Expect more discussion of these issues as they increasingly impact on our strategic choices.
 The main conclusions (subsequently refined) were presented in April 2021 and were communicated to BEIS in May 2021.
 A credible target given the pace of current advances in battery technology. Peter Bruce’s assessment of battery costs at the Energy Day suggested an estimate of this order.
 Dinorwic pumped hydro in North Wales stores about 8 GWh output of energy. It cost c £425 mn in 1990, or about £ 100 per kWh in 2022 money. Current lithium battery costs have recently fallen to this level and can be expected to fall a little further, perhaps to around £ 75 per kWh.
 We can define a hypothetical storage need for “flattening” a load curve as the storage needed assuming 100% conversion efficiency, 100 % load factor of generation output which exactly equals total consumption. On this basis daily load curve flattening, historically, needs a mere 80 GWh, about 10 Dinorwics. But a notional flattening of the annual curve, calculated from monthly seasonal pattern, needs about 17,000 GWh or about 2000 Dinorwics. In fact as the analysis shows, this need not depend entirely on storage and, for current seasonal patterns, could be largely managed by seasonal balancing (wind/solar mix) of renewable capacity. Current UK annual consumption is of the order of 300,000 GWh. (Seasonal balancing needs can be checked from data atstatista or other data sources)

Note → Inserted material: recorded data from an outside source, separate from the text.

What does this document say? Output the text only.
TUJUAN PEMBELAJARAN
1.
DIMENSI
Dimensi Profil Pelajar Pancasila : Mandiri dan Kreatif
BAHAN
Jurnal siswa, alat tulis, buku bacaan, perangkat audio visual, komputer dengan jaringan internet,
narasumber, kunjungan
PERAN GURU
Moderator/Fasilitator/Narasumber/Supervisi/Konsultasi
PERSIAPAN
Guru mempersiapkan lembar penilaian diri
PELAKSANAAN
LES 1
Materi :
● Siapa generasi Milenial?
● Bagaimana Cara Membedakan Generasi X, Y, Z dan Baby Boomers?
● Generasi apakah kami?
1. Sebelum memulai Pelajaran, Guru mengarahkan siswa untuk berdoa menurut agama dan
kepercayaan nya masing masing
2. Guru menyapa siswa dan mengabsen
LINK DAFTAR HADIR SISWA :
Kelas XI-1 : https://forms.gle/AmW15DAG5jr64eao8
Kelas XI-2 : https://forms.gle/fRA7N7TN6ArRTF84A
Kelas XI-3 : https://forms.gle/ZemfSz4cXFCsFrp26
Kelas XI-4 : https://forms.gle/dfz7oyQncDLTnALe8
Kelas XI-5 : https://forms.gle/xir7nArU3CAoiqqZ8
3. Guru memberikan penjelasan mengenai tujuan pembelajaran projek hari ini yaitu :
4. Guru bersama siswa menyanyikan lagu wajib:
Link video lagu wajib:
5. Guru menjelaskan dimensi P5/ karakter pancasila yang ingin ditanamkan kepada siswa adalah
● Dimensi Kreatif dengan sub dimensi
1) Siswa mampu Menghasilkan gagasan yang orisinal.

 The Met Office suggest this does not provide a sufficient sample of “rare” weather events, indicating the need for contingency provision.
 Readers may be surprised that a smaller solar percentage actually requires storage of winter output for use in summer.
 It is interesting that at least one commentator has suggested that Germany, given the risks of its high dependence on gas, might usefully learn from UK experience in 1973/74 measures.